Hollygog pudding

Try Diana Henry's recipe for this historical dessert from Oxfordshire, which is partly cooked in milk and loved for its sticky sweetness
By Diana Henry
Hollygog pudding
  • Rating:
  • Serves: 4-5
  • Cook Time: 45 minutes
  • Prep Time: 20 minutes
  • Effort: easy


  • 225 g plain flour, plus extra for dusting
  • pinches salt
  • 115 g chilled butter or lard, diced
  • 3 tbsp cold water
  • 4 tbsp golden syrup
  • 250 ml full fat milk
  • custard or cream


1. Preheat the oven to 200C/gas 6.

2. Sieve the flour and salt into a mixing bowl. Rub the butter or lard into the flour with your fingertips until the mixture resembles breadcrumbs.
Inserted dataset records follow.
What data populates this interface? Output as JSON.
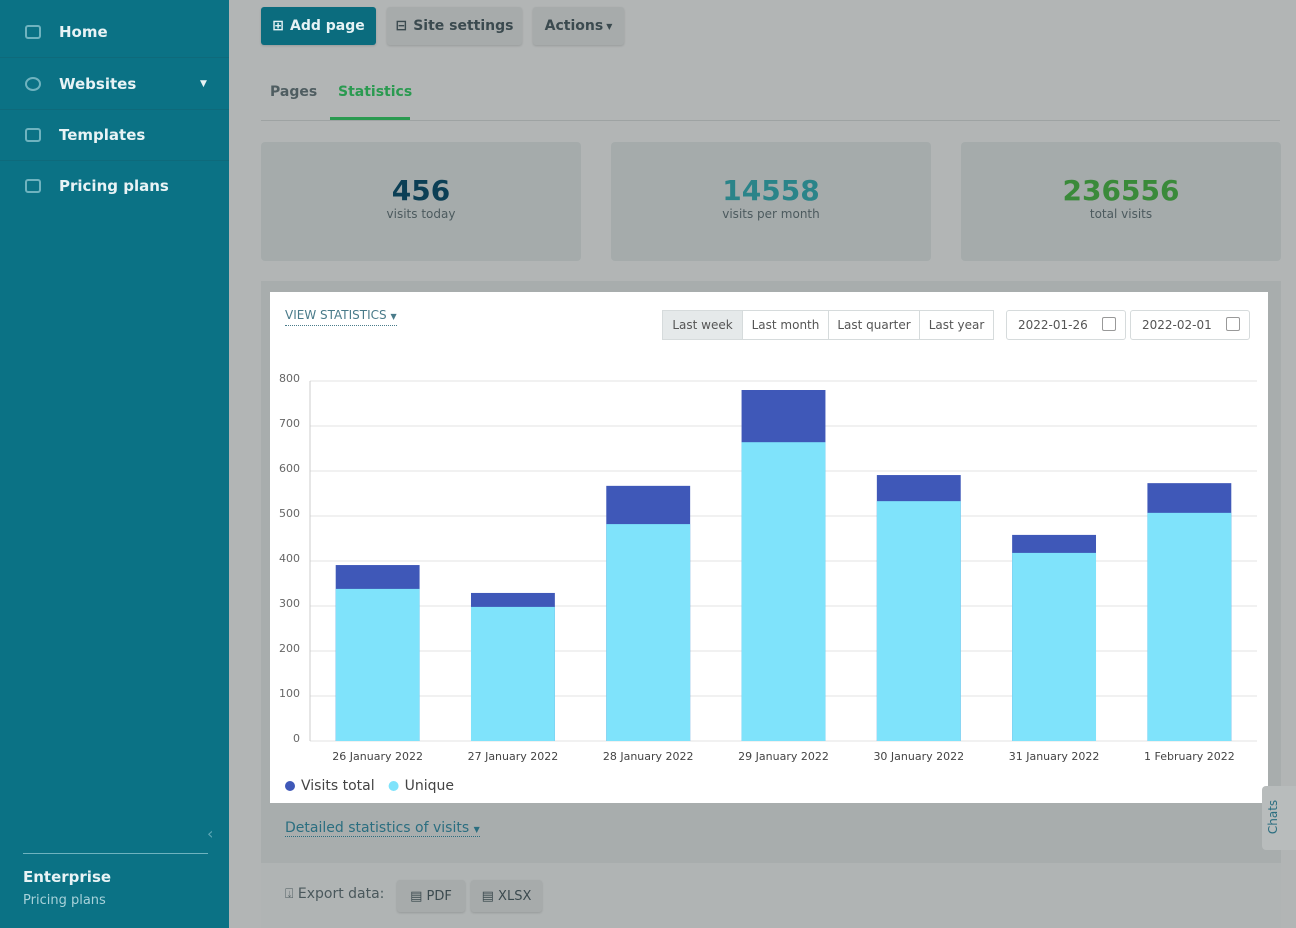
{
  "sidebar": {
    "nav": [
      "Home",
      "Websites",
      "Templates",
      "Pricing plans"
    ],
    "plan": "Enterprise",
    "plan_link": "Pricing plans"
  },
  "toolbar": {
    "buttons": [
      "Add page",
      "Site settings",
      "Actions"
    ]
  },
  "tabs": [
    "Pages",
    "Statistics"
  ],
  "stats": [
    {
      "value": "456",
      "label": "visits today"
    },
    {
      "value": "14558",
      "label": "visits per month"
    },
    {
      "value": "236556",
      "label": "total visits"
    }
  ],
  "panel": {
    "view_statistics": "VIEW STATISTICS",
    "ranges": [
      "Last week",
      "Last month",
      "Last quarter",
      "Last year"
    ],
    "dates": [
      "2022-01-26",
      "2022-02-01"
    ]
  },
  "chart_data": {
    "type": "bar",
    "categories": [
      "26 January 2022",
      "27 January 2022",
      "28 January 2022",
      "29 January 2022",
      "30 January 2022",
      "31 January 2022",
      "1 February 2022"
    ],
    "series": [
      {
        "name": "Visits total",
        "color": "#3f58b8",
        "values": [
          391,
          329,
          567,
          780,
          591,
          458,
          573
        ]
      },
      {
        "name": "Unique",
        "color": "#7fe3fb",
        "values": [
          338,
          298,
          482,
          664,
          533,
          418,
          507
        ]
      }
    ],
    "ylim": [
      0,
      800
    ],
    "yticks": [
      0,
      100,
      200,
      300,
      400,
      500,
      600,
      700,
      800
    ],
    "grid": true
  },
  "detailed": "Detailed statistics of visits",
  "export": {
    "label": "Export data:",
    "buttons": [
      "PDF",
      "XLSX"
    ]
  },
  "chats": "Chats"
}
3. Add the water and knead to form a stiff dough. Roll out onto a floured work surface to form a rectangular strip about 3.5cm thick. Spread over the golden syrup evenly and roll up like a Swiss roll.

4. Put into a buttered ovenproof dish and pour in enough milk to come about half-way up the side of the pudding. Bake in the preheated oven for 35-45 minutes, or until the pastry is golden-brown.

5. To serve, cut the roll into slices while still hot, and drizzle over the custard or cream.